Outro exemplo é a Turma da Mônica, um IP de 60 anos de idade. O projeto começou com as tirinhas e foi evoluindo – quadrinho, animação, série na TV aberta e fechada, lançamento da Turma da Mônica Jovem, a animação "Mônica Toy" no YouTube, que tem mais de quatro bilhões de visualizações, até os filmes para cinema. "A oportunidade era maximizar a conexão desse IP com o público por meio desses diferentes formatos e janelas. E eles seguem expandindo esse ecossistema, agora para outros personagens, com o filme do Chico Bento, que chega em breve. Mesmo sendo um produto do Maurício de Sousa, que é conhecido, o caminho foi difícil. Hoje talvez seja mais fácil porque eles fizeram esses investimentos desde o início, saindo do gibi e tentando outras possibilidades. É sobre pensar no ecossistema e nas oportunidades". 
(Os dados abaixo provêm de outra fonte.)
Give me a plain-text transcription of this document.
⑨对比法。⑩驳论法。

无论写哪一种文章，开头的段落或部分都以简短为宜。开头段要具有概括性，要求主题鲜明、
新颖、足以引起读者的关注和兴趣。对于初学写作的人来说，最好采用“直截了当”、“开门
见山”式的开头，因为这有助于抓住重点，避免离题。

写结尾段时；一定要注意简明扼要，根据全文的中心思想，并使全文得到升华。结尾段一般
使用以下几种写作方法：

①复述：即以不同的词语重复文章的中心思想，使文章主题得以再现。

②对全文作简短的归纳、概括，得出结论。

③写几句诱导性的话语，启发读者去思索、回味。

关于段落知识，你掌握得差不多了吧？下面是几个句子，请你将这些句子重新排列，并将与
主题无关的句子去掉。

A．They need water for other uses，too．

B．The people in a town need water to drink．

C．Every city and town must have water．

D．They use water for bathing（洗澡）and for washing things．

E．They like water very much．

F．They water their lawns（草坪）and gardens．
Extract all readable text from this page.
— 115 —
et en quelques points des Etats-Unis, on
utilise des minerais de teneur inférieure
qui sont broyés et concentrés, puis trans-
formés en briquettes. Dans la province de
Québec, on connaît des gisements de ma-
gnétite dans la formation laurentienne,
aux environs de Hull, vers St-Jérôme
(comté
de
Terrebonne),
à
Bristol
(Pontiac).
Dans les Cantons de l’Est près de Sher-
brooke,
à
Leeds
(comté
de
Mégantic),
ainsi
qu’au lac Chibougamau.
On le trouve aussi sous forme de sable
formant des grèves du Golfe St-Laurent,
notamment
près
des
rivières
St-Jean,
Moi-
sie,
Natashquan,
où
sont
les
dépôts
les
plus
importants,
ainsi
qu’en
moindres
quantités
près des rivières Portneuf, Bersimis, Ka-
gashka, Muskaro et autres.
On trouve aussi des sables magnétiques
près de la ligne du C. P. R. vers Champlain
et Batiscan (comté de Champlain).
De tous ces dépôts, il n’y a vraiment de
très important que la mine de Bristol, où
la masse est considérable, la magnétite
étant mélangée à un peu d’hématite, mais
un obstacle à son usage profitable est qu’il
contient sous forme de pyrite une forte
Por fim, está uma propriedade intelectual que para a maioria das pessoas não é vista como tal, que é a Fórmula 1. "Ela começou com as transmissões das corridas e cresceu, mas logo estagnou. Em 2017, foi adquirida pelo grupo estadunidense Liberty Media – que não é especializado em esportes, e sim em mídia e entretenimento. No mesmo ano, lançaram o app F1TV e, ainda em 2017, conteúdos exclusivos em redes sociais. Mais tarde, em 2019, foi lançada a série 'Drive to Survive' na Netflix – um verdadeiro divisor de águas. É uma série documental que humaniza a Fórmula 1. Os pilotos se transformam em personagens e a história vira um drama. E aí, fura a bolha, atrai um público que nem gosta de corrida. Nesse caso, a oportunidade era revitalizar a Fórmula 1 e expandir seu alcance. Fizeram isso por meio da Netflix, que tinha um público não necessariamente fã de Fórmula 1, além do aplicativo e redes sociais. Recentemente, eles anunciaram a F1TV Kids dentro do próprio app, para buscar o engajamento de novos públicos". 

Força e valor da criação 

Luca Paiva Mello, sócio e diretor da Scriptonita Films, assumiu que propriedade intelectual é um tema ainda complexo do lado do criador, uma vez que esses criadores e escritores passaram e ainda passam muito tempo trabalhando pelo serviço ou tendo que negociar com players e distribuidores em condições muito difíceis, a partir de um lugar de desvantagem: "Nós somos artistas – apesar de sermos, em última análise, geradores de negócio, de coisas que podem rentabilizar, monetizar e trazer valor para a cadeia. A gente não leva muito isso em conta. O desejo de ver sua obra nas telas tem apelo grande para um criador". Mello relembrou a criação da Scriptonita, numa sociedade com o executivo do mercado Roberto Martha, que masterizou o conceito da empresa e buscou transformar essa criação, ou um grupo de criadores, e fazer isso virar propriedade intelectual em uma indústria que ainda não dá tanto valor para o roteiro quanto para outras áreas do processo. 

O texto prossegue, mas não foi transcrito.